Objective: This study was undertaken to help clarify whether the higher cholesterol levels found in patients with panic disorder are a complication of panic disorder only or are associated with any psychiatric disorder.
Method: The subjects of the study were 30 patients with panic disorder and 30 patients with major depression, diagnosed according to the Structured Interview for DSM-III-R, and 30 normal control subjects. The three groups were matched for sex and age, and none of the subjects had alcohol/drug abuse, abnormal ECGs, or unstable medical conditions. Blood samples were drawn at random times, and serum cholesterol levels were determined.

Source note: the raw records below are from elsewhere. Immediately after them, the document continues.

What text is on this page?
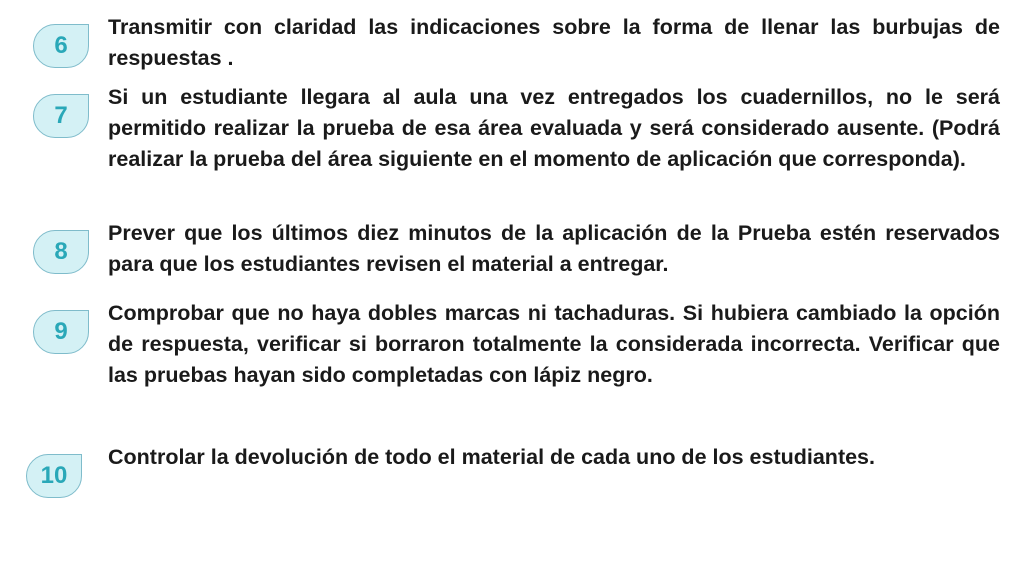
6

Transmitir con claridad las indicaciones sobre la forma de llenar las burbujas de respuestas .

7

Si un estudiante llegara al aula una vez entregados los cuadernillos, no le será permitido realizar la prueba de esa área evaluada y será considerado ausente. (Podrá realizar la prueba del área siguiente en el momento de aplicación que corresponda).

8

Prever que los últimos diez minutos de la aplicación de la Prueba estén reservados para que los estudiantes revisen el material a entregar.

9

Comprobar que no haya dobles marcas ni tachaduras. Si hubiera cambiado la opción de respuesta, verificar si borraron totalmente la considerada incorrecta. Verificar que las pruebas hayan sido completadas con lápiz negro.

10

Controlar la devolución de todo el material de cada uno de los estudiantes.
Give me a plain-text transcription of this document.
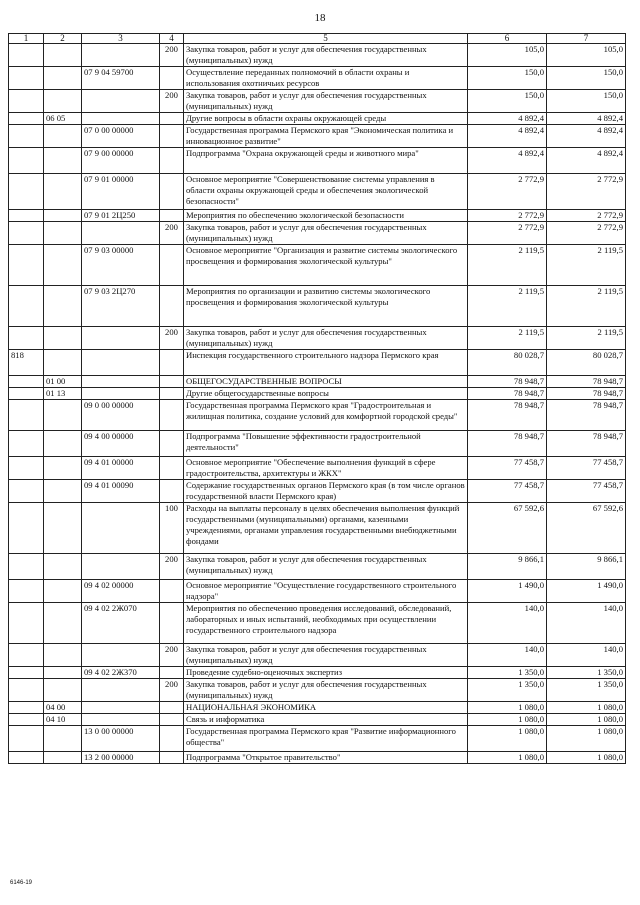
18
1	2	3	4	5	6	7
			200	Закупка товаров, работ и услуг для обеспечения государственных (муниципальных) нужд	105,0	105,0
		07 9 04 59700		Осуществление переданных полномочий в области охраны и использования охотничьих ресурсов	150,0	150,0
			200	Закупка товаров, работ и услуг для обеспечения государственных (муниципальных) нужд	150,0	150,0
	06 05			Другие вопросы в области охраны окружающей среды	4 892,4	4 892,4
		07 0 00 00000		Государственная программа Пермского края "Экономическая политика и инновационное развитие"	4 892,4	4 892,4
		07 9 00 00000		Подпрограмма "Охрана окружающей среды и животного мира"	4 892,4	4 892,4
		07 9 01 00000		Основное мероприятие "Совершенствование системы управления в области охраны окружающей среды и обеспечения экологической безопасности"	2 772,9	2 772,9
		07 9 01 2Ц250		Мероприятия по обеспечению экологической безопасности	2 772,9	2 772,9
			200	Закупка товаров, работ и услуг для обеспечения государственных (муниципальных) нужд	2 772,9	2 772,9
		07 9 03 00000		Основное мероприятие "Организация и развитие системы экологического просвещения и формирования экологической культуры"	2 119,5	2 119,5
		07 9 03 2Ц270		Мероприятия по организации и развитию системы экологического просвещения и формирования экологической культуры	2 119,5	2 119,5
			200	Закупка товаров, работ и услуг для обеспечения государственных (муниципальных) нужд	2 119,5	2 119,5
818				Инспекция государственного строительного надзора Пермского края	80 028,7	80 028,7
	01 00			ОБЩЕГОСУДАРСТВЕННЫЕ ВОПРОСЫ	78 948,7	78 948,7
	01 13			Другие общегосударственные вопросы	78 948,7	78 948,7
		09 0 00 00000		Государственная программа Пермского края "Градостроительная и жилищная политика, создание условий для комфортной городской среды"	78 948,7	78 948,7
		09 4 00 00000		Подпрограмма "Повышение эффективности градостроительной деятельности"	78 948,7	78 948,7
		09 4 01 00000		Основное мероприятие "Обеспечение выполнения функций в сфере градостроительства, архитектуры и ЖКХ"	77 458,7	77 458,7
		09 4 01 00090		Содержание государственных органов Пермского края (в том числе органов государственной власти Пермского края)	77 458,7	77 458,7
			100	Расходы на выплаты персоналу в целях обеспечения выполнения функций государственными (муниципальными) органами, казенными учреждениями, органами управления государственными внебюджетными фондами	67 592,6	67 592,6
			200	Закупка товаров, работ и услуг для обеспечения государственных (муниципальных) нужд	9 866,1	9 866,1
		09 4 02 00000		Основное мероприятие "Осуществление государственного строительного надзора"	1 490,0	1 490,0
		09 4 02 2Ж070		Мероприятия по обеспечению проведения исследований, обследований, лабораторных и иных испытаний, необходимых при осуществлении государственного строительного надзора	140,0	140,0
			200	Закупка товаров, работ и услуг для обеспечения государственных (муниципальных) нужд	140,0	140,0
		09 4 02 2Ж370		Проведение судебно-оценочных экспертиз	1 350,0	1 350,0
			200	Закупка товаров, работ и услуг для обеспечения государственных (муниципальных) нужд	1 350,0	1 350,0
	04 00			НАЦИОНАЛЬНАЯ ЭКОНОМИКА	1 080,0	1 080,0
	04 10			Связь и информатика	1 080,0	1 080,0
		13 0 00 00000		Государственная программа Пермского края "Развитие информационного общества"	1 080,0	1 080,0
		13 2 00 00000		Подпрограмма "Открытое правительство"	1 080,0	1 080,0
6146-19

Results: The patients with panic disorder had significantly higher serum cholesterol levels than did the patients with major depression and the normal control subjects. Among the patients with major depression, histories (current or past) of anxiety disorders were associated with significant elevation of serum cholesterol levels. The presence of stable medical conditions was not associated with higher cholesterol levels in any of the three groups of subjects.
Conclusions: Higher cholesterol levels were particularly associated with panic disorder in comparison with major depression. Higher levels of cholesterol in panic disorder are hypothesized to be a result of increased noradrenergic activity, which may be the underlying biological/neurochemical mechanism for symptoms of panic disorder, including anticipatory anxiety.